A Leader’s Ongoing Obligation: To Serve As A Role Model

The words role model are used frequently to describe a leader’s purpose.  Cliches like “walk the talk” describe leaders’ obligations to act on a daily basis just as they would want their teammates to behave.

It is easy to aspire to serve as role models for our teammates.  However, aspiration and execution are very different things.  Serving as a role model during good times is easy for leaders.  What about during tough times?  What about during a once-a-century pandemic?

How have you been showing up for your team this year?

Have you been cognizant of your obligation to be a role model for your teams in your attitude, your behaviors and your responses to difficult conditions?  Pause and think about your role modeling since March?

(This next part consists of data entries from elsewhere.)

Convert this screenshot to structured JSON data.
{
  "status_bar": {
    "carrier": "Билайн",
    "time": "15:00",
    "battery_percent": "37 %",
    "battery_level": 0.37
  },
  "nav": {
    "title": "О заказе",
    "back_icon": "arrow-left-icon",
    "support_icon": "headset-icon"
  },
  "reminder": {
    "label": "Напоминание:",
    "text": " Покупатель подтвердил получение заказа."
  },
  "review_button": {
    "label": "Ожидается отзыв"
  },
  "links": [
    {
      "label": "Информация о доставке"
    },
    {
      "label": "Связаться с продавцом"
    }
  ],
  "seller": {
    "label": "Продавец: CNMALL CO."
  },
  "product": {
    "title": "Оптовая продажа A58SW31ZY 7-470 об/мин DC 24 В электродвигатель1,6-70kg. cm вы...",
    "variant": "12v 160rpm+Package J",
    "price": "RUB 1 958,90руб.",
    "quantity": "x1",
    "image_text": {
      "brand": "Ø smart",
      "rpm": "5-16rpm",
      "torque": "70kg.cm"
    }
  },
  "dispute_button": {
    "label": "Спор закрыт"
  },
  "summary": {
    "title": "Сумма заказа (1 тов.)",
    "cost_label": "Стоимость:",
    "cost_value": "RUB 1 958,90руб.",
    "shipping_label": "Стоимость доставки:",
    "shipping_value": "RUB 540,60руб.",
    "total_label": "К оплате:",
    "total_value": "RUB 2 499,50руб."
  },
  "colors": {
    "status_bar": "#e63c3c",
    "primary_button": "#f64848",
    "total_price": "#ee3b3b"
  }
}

Years ago I was exposed to this true story:

“There was a six-year-old boy living in the same Indian community as Mahatma Ghandi.  This boy had a very strong sweet tooth.  He couldn’t resist sugar.  Because he was diabetic, the sugar created painful boils all over his body.

His parents took him to the doctor, who said the boy must avoid all sweets; otherwise, the ailment would not go away.  The parents nagged the boy every day to stop eating sugar, but this was a challenge the boy wasn’t willing to overcome.

In desperation, the boy’s mother came to Ghandi and asked if he could please convince her boy not to eat sweets.  Ghandi said, “Come back in 15 days and I’ll speak to him then.”  So the mother came back after 15 days.  Ghandi took her son aside and spoke to him for a few minutes.  The boy went home and immediately gave up sweets.

The mother was puzzled.  She asked Ghandi later, “Why did you ask us to come back after 15 days?  And what miracle did you perform to get my son to quit eating sweets?

Ghandi replied that it wasn’t a miracle.  Said Ghandi, ‘When your boy first came to me, I too had been eating sugar.’  He told the boy that he couldn’t ask him to do something that he, Ghandi, wasn’t willing to do himself.”

As we move ahead into 2021, addressing the dissemination of two amazing vaccines and the prospect of continuing to work from home for an undetermined period, it is incumbent upon us as leaders to remember our role modeling mission.

Our teammates are always looking at us.  We maintain expectations for them, and we must adhere to the same expectations for ourselves.